12.1. The next step is to change all Node component configuration files from 192.168.219.161 to 192.168.219.188 (VIP).

The host name ip
k8s-master1 192.168.219.161
k8s-node1 192.168.219.162
k8s-node2 192.168.219.163
k8s-master2 192.168.219.164

This is the node viewed by the kubectl get node command.

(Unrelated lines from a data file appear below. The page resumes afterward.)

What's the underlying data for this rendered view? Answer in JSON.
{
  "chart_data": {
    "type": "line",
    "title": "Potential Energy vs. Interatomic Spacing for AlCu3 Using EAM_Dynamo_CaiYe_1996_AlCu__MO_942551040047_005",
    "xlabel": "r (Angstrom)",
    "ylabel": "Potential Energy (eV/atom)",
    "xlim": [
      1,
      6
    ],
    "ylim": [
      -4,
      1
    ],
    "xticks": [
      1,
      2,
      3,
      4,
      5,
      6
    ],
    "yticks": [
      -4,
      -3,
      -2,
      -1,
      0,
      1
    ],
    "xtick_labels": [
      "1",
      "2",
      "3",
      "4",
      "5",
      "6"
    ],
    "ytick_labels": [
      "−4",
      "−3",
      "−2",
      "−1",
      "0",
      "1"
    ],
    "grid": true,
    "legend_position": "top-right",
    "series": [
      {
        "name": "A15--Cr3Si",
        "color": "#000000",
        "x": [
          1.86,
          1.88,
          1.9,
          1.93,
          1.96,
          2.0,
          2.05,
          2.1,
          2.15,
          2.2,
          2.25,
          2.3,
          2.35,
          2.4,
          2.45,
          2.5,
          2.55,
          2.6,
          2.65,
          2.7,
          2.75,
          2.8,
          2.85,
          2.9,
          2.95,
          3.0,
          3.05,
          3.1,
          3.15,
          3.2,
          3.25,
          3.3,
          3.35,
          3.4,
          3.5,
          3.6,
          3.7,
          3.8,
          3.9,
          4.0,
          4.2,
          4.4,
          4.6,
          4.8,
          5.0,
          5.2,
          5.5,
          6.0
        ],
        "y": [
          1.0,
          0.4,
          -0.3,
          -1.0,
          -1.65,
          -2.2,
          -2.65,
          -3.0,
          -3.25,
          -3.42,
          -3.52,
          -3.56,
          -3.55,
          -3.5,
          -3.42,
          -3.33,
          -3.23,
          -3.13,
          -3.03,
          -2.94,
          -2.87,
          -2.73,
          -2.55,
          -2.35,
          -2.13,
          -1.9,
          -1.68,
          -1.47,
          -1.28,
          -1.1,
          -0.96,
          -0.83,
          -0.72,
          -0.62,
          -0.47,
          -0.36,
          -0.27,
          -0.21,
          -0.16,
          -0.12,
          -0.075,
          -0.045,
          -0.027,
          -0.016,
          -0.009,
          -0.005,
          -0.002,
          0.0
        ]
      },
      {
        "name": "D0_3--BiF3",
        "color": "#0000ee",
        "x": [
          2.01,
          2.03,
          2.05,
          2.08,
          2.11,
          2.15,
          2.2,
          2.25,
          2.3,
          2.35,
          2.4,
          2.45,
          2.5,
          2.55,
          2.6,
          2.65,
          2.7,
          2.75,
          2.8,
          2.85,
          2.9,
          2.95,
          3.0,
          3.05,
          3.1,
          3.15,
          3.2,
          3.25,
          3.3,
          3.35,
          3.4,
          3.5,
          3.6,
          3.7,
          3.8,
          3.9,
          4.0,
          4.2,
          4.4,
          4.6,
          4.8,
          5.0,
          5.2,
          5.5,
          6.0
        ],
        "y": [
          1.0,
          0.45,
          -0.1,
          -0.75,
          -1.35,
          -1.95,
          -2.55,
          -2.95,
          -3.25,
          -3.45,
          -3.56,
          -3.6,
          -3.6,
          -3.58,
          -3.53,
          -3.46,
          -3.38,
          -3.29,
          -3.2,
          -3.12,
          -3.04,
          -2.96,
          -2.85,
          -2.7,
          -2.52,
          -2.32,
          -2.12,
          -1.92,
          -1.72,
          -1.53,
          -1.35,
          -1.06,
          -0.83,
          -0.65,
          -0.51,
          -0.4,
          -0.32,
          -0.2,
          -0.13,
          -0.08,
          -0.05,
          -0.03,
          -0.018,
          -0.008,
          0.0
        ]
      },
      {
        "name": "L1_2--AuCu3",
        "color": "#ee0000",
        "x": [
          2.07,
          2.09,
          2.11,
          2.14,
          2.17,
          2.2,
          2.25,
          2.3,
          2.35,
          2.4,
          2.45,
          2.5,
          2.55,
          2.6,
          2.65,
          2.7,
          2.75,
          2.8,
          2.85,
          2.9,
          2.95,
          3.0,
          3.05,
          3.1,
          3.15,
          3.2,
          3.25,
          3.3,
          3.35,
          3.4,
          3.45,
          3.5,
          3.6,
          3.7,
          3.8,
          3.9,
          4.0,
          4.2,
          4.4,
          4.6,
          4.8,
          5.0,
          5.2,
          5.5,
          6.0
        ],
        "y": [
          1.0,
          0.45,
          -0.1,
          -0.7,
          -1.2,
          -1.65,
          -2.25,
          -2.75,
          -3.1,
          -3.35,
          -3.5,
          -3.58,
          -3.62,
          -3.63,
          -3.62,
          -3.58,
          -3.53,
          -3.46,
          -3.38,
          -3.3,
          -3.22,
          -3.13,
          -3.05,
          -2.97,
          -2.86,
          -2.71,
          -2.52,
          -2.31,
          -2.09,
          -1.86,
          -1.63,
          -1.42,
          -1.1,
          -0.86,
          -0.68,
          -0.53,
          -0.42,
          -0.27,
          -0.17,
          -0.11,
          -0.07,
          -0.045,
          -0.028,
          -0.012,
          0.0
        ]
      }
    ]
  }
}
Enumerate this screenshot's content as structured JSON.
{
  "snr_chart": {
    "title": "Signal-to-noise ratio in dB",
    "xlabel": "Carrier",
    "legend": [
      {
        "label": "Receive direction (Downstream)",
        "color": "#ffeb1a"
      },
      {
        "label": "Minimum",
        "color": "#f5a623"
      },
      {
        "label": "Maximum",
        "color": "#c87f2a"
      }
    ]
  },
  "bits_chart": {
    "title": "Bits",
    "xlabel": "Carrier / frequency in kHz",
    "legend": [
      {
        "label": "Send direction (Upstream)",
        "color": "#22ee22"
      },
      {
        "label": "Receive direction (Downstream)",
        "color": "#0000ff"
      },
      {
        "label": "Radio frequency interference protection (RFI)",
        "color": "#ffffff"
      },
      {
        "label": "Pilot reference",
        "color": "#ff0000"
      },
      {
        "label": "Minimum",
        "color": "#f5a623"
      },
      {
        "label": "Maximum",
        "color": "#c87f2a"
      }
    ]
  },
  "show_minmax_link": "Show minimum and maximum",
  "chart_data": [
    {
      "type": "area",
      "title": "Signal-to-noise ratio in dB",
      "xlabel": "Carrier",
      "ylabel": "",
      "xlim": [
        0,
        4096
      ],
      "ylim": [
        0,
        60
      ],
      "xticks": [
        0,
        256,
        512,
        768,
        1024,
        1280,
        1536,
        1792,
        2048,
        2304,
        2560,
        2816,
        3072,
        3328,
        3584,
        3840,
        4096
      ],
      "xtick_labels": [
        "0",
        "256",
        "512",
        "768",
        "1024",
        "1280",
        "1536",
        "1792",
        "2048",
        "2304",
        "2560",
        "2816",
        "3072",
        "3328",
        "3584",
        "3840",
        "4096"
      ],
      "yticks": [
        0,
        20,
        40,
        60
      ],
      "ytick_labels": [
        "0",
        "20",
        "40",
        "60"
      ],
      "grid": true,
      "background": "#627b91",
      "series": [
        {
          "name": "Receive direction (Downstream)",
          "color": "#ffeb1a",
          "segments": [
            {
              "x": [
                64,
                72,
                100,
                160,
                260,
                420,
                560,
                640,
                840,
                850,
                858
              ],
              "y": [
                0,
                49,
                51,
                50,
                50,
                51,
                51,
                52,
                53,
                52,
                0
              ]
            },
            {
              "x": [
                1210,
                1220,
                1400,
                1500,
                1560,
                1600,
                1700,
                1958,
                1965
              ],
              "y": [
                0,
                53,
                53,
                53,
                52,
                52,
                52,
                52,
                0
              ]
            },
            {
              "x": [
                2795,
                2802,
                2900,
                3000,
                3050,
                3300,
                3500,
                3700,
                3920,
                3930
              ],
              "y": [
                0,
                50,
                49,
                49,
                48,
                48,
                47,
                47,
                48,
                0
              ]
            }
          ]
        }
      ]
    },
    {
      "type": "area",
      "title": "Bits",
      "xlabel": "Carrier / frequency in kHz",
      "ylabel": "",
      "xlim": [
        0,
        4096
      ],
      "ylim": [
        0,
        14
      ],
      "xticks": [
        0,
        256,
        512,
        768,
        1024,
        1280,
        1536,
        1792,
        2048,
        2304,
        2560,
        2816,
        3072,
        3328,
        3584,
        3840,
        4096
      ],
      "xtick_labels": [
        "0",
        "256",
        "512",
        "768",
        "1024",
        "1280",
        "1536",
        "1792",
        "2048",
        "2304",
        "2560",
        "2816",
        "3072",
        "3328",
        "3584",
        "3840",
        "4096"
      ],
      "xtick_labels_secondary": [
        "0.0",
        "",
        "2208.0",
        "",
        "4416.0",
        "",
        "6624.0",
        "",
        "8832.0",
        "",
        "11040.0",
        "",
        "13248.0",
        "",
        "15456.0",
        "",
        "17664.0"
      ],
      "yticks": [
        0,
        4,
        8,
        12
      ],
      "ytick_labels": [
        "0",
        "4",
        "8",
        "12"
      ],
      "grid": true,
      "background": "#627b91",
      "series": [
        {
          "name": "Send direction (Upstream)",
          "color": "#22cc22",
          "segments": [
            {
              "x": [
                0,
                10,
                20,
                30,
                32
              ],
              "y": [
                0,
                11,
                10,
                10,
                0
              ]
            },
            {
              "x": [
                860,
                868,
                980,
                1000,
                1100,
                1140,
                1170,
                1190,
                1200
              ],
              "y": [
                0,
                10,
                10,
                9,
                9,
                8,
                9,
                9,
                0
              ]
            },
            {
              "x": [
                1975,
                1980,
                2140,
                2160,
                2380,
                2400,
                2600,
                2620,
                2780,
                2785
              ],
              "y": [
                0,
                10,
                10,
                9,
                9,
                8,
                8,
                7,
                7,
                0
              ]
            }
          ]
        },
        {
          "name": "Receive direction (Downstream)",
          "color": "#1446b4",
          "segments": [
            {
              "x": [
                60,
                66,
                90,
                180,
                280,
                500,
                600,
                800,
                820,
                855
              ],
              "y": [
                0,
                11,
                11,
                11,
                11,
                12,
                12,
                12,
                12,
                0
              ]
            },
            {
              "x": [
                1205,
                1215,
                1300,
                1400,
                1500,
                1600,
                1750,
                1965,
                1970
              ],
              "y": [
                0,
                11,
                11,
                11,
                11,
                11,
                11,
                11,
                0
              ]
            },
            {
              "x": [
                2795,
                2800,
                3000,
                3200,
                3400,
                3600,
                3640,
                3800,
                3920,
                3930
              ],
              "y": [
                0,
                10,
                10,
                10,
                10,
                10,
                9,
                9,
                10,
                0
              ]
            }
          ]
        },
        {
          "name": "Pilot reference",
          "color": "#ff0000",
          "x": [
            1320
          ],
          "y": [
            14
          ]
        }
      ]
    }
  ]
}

12.2. Execute in all the Worker nodes mentioned above

Sed -i 's#192.168.219.161:6443# '/opt/kubernetes/ CFG /* systemctl restart kube-proxy

12.3. Check node status

Kubectl get node NAME STATUS ROLES AGE VERSION k8s-master1 Ready <none> 34H v1.18.18k8s-master2 Ready <none> 101M V1.18.18k8s-node1 Ready <none> 33H v1.18.18k8s-node2 Ready <none> 33H v1.18.18

At this point, a complete set of Kubernetes highly available cluster deployment is complete!

PS: If you are on a public cloud which does not normally support Keepalived, then you can simply use one of their load balancer products (the internal network is fine, it is also free). The architecture is the same as above. Load balancer can be used to load multiple Master Kube-apiservers directly.